Mencari Langit Biru

Mencari Langit Biru
Chapter 86 : Labil


__ADS_3

Hari ini sudah tiga hari semenjak Elang dan Rea tau kalau mereka adalah kakak dan Adik, dan seharusnya mereka sadar dan patuh ke omongan ayah mereka untuk mengakhiri hubungan spesial diantara mereka, tapi jika dipikir lagi mereka hanya remaja biasa yang masih mengedepankan rasa dari pada logika. Keduanya masih berhubungan seperti layaknya remaja biasa yang sedang dimabuk cinta.


"Ah Biarlah." bahkan Arkan juga berpikiran sama.


"Bukankah aku hanya sahabat baginya, marahpun tak ada gunanya."


Arkan melemparkan bola basket yang sedang dia pegang kedalam ring.


Cowok itu lebih memilih menunggu kegiatan pramuka yang akan diikuti anak-anak kelas X dan XI sambil bermain basket, peluhnya sudah bercucuran bahkan sebelum kegiatan pramuka dimulai.


Sementara gadis yang sudah mengisi separuh hatinya sedang berduan didepan kelas dengan pacarnya.


"Sampai kapan kita akan terus seperti ini? "


Mereka saling pandang dan melempar senyum dengan memikirkan kalimat yang sama.


"Tiga hari lagi kamu ulang tahun yang ke tujuh belas kan?

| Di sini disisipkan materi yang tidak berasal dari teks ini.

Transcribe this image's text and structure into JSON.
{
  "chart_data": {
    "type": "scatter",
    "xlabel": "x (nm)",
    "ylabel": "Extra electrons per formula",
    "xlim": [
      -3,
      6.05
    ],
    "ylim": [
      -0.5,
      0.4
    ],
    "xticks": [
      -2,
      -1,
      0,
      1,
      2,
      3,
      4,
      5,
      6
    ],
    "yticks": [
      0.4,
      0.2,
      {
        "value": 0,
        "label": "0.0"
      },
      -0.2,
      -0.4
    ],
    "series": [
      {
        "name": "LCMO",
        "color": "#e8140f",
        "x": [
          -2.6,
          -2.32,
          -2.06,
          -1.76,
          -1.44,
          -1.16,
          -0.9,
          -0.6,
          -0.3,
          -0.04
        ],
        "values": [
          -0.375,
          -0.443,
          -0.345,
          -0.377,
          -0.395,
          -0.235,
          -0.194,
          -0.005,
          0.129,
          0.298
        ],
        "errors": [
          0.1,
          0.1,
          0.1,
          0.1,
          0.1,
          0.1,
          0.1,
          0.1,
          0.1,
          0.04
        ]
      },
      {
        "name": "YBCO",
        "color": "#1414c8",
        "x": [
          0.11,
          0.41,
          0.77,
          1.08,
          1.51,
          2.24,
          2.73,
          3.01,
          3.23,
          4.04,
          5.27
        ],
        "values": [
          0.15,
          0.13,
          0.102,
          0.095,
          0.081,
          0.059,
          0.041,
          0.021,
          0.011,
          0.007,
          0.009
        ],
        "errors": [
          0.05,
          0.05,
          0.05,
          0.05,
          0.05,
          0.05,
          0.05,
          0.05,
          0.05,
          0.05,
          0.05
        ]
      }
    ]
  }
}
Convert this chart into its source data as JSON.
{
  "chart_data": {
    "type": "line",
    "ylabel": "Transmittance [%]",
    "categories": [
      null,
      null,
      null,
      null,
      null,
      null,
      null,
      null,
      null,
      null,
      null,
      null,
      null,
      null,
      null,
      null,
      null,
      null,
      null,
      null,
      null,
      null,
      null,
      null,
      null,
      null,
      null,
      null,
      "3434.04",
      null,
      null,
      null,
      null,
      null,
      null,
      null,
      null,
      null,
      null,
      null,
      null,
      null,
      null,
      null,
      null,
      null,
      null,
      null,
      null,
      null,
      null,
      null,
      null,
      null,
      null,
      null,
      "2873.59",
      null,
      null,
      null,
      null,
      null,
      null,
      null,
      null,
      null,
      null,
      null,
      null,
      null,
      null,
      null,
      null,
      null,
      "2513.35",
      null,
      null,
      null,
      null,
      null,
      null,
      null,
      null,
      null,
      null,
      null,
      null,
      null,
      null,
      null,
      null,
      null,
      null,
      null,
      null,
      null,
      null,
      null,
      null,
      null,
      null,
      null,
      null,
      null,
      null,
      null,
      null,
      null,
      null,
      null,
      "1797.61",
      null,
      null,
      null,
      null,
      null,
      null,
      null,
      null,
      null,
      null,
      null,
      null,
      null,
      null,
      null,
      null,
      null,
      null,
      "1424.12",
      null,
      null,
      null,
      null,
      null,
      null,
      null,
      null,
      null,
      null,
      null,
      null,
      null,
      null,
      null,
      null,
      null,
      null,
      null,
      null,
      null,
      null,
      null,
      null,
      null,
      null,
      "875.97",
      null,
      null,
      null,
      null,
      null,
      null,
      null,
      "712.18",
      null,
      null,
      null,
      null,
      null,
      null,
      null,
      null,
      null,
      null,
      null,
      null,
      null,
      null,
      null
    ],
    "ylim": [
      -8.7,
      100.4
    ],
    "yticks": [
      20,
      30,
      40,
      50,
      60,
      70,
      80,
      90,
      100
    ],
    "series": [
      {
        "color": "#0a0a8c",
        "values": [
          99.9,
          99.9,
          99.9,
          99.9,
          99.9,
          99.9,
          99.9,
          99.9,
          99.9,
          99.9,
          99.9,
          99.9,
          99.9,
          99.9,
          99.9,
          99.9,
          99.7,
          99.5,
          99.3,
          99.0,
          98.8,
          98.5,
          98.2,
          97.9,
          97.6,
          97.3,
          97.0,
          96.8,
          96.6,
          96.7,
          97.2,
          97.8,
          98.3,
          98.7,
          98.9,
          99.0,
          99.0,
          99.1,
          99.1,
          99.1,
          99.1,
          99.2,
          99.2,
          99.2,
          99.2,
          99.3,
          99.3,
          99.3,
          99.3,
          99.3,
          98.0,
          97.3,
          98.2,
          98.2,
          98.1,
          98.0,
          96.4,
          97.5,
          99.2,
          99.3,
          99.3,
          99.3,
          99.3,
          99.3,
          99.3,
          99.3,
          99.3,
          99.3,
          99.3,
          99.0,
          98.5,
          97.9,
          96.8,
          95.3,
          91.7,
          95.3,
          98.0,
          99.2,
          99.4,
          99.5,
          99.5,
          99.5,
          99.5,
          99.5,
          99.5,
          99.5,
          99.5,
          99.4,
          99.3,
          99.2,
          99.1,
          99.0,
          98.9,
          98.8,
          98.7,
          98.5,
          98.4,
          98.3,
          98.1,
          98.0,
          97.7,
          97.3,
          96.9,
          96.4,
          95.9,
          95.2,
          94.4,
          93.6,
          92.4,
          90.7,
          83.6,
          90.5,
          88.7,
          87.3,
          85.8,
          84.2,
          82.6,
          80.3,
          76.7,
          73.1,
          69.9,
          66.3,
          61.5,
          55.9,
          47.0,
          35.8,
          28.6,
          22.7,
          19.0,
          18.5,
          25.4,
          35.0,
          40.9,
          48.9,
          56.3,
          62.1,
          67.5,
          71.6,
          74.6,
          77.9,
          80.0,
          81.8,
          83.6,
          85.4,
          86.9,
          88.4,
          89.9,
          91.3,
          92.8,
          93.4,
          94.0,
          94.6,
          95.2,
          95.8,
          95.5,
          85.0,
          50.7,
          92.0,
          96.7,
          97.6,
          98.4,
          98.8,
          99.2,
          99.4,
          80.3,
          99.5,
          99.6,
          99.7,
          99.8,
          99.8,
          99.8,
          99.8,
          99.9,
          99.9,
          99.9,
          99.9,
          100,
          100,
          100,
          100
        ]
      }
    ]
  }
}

Apa ada hadiah yang kamu inginkan?" tanya Elang ke gadis disebelahnya.


"Hem.. Aku ingin pergi kepasar malam denganmu dan aku akan minta hadiahku disana, jadi jangan belikan aku apapun," jawabnya sambil tersenyum.


"Pasar malam?" tanya Elang heran.


"Iya, Sevia Cindy dan Vira membicarakannya tadi, aku ingin membeli gula-gula disana." Rea tertawa sambil mencoba mengikat rambutnya kebelakang.


Elang mengambil paksa karet rambut dari tangan Rea, menghadapkan gadis itu miring membelakangi dirinya, dengan terampil tangannya mulai mengepang rambut pacarnya.


Rea melirik yang cowok itu lakukan ke rambutnya sambil bertanya "Dari mana kamu belajar mengepang rambut?" gadis itu heran bahkan dirinya sendiri tidak bisa.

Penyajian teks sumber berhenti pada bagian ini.